Springingtiger's Blog

Giggleswick in the Dales.

In Ribblesdale, in Yorkshire, there is a village and by the village, a school named after it, Giggleswick. Today it featured on Ade Edmondson’s “The Dales” and I was surprisingly moved as I watched those scenes, familiar from my youth. Last year Giggleswick celebrated it’s five hundredth anniversary, Mr. D. Fox had organised a gala concert by the Halle Orchestra, in the school grounds so much of the program focused on that.  Later that night I was watching The Tudors, which as Edward VI gave the school it’s charter, I suppose, completed the circle.

I spent ten happy years in Giggleswick, although at the time I didn’t appreciate either how lucky, or how happy I was. There are few parts of the world more beautiful than upper Ribblesdale and the Pennines, Giggleswick afforded many opportunities to enjoy and explore this ancient and inspiring countryside. A highlight of the year in Catterall Hall (The Preparatory School) was the Ascension Day Walk when the whole junior school went off by bus, with packed lunch, to walk and visit places like Aysgarth Falls. Later in the Senior School we were allowed to take off by bike, on a Sunday after chapel. I once cycled to Horton-In-Ribblesdale, walked the Three Peaks, then cycled back to school, whatever was I thinking? My childhood in the Dales gave me a love of and appreciation for our countryside which remains to this day.

I may not have always enjoyed it at the time, but Giggleswick provided a great education, and facilities are even better today than in my youth. I suspect our teachers were ahead of the times and there was plenty of active learning. In geography we learned to measure the river by wading in with yardsticks at a couple of points, plotting the profile of the river which opened up the possibility of calculating the flow of the river by speed and volume. One of our English teachers, Mr. Hay, encouraged  our creativity by experiential learning, he would have us suck a humbug and then describe the experience, on another occasion he set light to cardboard in the classroom and had us describe it, on occasion he would have us take sides and debate a premise such as, “This house believes blood sports should be banned”. The sciences were supported by well equipped laboratories.

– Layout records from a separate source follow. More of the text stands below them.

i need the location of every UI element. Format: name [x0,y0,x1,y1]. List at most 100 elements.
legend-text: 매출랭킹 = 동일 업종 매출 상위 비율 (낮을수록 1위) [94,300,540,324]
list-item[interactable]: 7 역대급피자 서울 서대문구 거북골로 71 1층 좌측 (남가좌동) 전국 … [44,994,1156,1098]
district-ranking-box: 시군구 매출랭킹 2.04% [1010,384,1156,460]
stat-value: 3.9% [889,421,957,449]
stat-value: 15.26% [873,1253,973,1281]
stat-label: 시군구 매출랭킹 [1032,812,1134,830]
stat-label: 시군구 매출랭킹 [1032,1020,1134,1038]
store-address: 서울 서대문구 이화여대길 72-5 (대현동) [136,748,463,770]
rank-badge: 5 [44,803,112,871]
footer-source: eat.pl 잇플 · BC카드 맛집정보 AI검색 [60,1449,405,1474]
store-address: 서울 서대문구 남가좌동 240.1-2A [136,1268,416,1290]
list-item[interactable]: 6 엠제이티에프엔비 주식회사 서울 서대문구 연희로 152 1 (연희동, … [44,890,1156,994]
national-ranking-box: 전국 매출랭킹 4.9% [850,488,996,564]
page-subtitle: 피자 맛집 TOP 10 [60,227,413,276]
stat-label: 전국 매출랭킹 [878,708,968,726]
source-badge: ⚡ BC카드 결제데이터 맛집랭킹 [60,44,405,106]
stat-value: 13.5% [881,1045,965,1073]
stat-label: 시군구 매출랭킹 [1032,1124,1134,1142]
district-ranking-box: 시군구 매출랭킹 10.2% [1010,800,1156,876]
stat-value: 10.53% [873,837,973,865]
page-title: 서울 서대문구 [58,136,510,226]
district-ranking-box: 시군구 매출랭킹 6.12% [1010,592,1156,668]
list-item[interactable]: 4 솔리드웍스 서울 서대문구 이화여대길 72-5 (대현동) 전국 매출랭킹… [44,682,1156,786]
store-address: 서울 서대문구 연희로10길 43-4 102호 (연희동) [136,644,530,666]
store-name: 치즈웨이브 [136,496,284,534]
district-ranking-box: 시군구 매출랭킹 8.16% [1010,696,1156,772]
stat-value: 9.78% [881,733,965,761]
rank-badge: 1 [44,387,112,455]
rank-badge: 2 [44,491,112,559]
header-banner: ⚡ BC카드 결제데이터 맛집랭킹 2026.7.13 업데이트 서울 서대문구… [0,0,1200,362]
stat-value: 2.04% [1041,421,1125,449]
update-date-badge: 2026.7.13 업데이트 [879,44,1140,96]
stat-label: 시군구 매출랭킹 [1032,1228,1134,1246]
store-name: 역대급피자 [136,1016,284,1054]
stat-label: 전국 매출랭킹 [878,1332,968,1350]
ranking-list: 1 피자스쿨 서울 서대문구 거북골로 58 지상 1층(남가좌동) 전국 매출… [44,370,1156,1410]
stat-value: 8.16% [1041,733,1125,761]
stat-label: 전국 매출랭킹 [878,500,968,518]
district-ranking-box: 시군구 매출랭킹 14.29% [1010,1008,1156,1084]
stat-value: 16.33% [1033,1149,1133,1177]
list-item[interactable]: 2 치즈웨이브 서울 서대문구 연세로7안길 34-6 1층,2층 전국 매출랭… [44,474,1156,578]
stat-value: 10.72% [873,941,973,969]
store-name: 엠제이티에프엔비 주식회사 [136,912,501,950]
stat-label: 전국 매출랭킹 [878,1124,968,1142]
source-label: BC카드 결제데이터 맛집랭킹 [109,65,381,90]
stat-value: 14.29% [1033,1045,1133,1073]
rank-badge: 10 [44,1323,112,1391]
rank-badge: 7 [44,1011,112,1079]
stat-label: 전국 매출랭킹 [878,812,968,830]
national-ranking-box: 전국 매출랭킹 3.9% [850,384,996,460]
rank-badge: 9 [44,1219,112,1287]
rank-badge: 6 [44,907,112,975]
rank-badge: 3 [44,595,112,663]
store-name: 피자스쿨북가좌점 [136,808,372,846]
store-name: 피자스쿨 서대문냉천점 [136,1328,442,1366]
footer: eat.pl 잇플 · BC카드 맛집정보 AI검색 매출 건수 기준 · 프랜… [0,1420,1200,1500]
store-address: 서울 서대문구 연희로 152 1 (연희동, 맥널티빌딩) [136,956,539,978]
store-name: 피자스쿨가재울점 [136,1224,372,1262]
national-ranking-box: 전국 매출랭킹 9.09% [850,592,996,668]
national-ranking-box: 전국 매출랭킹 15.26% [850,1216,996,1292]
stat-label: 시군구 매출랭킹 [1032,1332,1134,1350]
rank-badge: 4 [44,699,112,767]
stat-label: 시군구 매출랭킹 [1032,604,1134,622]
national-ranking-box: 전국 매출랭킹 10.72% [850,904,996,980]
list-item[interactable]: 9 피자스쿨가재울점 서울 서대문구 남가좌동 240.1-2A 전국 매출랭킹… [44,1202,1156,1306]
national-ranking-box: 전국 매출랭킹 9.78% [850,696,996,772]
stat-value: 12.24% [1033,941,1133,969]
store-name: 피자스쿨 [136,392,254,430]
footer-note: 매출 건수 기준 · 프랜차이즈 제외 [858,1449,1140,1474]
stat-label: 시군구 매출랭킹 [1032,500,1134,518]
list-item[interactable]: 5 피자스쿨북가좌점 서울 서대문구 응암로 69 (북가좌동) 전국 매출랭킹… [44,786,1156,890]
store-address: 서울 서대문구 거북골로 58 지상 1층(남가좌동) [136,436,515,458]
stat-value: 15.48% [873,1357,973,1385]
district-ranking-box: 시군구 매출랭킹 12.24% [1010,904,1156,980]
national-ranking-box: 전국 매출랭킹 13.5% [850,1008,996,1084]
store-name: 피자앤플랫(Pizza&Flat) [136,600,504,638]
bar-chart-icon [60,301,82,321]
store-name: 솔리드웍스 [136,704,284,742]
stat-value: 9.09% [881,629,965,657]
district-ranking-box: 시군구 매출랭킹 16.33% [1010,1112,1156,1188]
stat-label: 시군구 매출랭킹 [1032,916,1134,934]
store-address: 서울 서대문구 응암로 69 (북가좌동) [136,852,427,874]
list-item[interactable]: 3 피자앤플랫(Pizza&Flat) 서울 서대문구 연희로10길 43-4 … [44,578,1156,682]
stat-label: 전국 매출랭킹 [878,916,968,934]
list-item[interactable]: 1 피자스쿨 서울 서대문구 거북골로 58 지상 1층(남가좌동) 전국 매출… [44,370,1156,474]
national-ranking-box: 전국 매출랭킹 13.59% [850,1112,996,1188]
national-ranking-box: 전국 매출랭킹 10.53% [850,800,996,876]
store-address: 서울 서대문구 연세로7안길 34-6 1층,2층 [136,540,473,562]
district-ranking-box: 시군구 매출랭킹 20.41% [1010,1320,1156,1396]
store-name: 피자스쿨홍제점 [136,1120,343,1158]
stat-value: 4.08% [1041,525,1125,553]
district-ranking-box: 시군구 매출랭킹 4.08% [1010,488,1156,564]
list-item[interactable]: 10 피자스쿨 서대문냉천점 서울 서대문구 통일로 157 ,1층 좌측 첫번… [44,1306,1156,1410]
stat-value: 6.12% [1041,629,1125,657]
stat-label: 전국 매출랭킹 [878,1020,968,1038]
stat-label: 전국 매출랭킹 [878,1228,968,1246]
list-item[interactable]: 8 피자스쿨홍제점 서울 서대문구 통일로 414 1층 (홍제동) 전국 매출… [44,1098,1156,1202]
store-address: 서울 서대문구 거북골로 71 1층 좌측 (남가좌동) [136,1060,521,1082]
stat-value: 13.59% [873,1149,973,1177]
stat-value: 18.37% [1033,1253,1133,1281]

The lessons were complimented by the extra curricular activities. I still remember listening totally enthralled as Russell Harty prepared us juniors for a trip to the “Big School” to see Henry IV part two. Shakespeare plays were performed frequently, although more modern plays were also performed. As well as the annual play, there were festivals of one act plays performed by the various houses, a choir play, usually Gilbert and Sullivan. We were also taken out to the theatre, which is how I came to see Ian McKellern in the RSC touring production of Richard II. There were a range of clubs and societies, I was in the Bullidon Club, we met several times a year and at each meeting a member presented a paper. Mine was on Wordsworth at Rhylstone Abbey which of course touched upon the Rising of the Northern Earls, I seem incapable of escaping the Tudors! However the high spot of the evening was when Mrs. Dean served us Earl Grey tea, sandwiches and sponge cake. Music was taken seriously and, as well as the choir play, there were music and singing competitions and several concerts. Reading the Gigg News nowadays I am very impressed by the school’s cultural presence far beyond its confines taking plays on tour.

Talking of tours the rugby and cricket teams seem to get much further afield than in my day. Sport was always very important. At one time as well as daily exercises we played sport on at least three afternoons a week, but members of teams played even more with regular competitive fixtures. We had, as well as Rugby and cricket, athletics, cross country running, a swimming pool, tennis courts, and a well equipped gymnasium.

I have written before of how the school’s structured activities and discipline benefited me and, indeed, how badly I coped when it was removed from me. I firmly believe that Giggleswick both then and now was an excellent preparation for life. Some pupils went on to make a name for themselves in various fields, others have led lives less obviously distinguished. However I am certain that the richness of my everyday life owes much to the breadth of experience and education I received  from Giggleswick. It was good to be reminded of those days and how present they still are in my life. I suspect The Dales Northern will become a regular on my viewing schedule, there are many scenes from my childhood yet to revisit.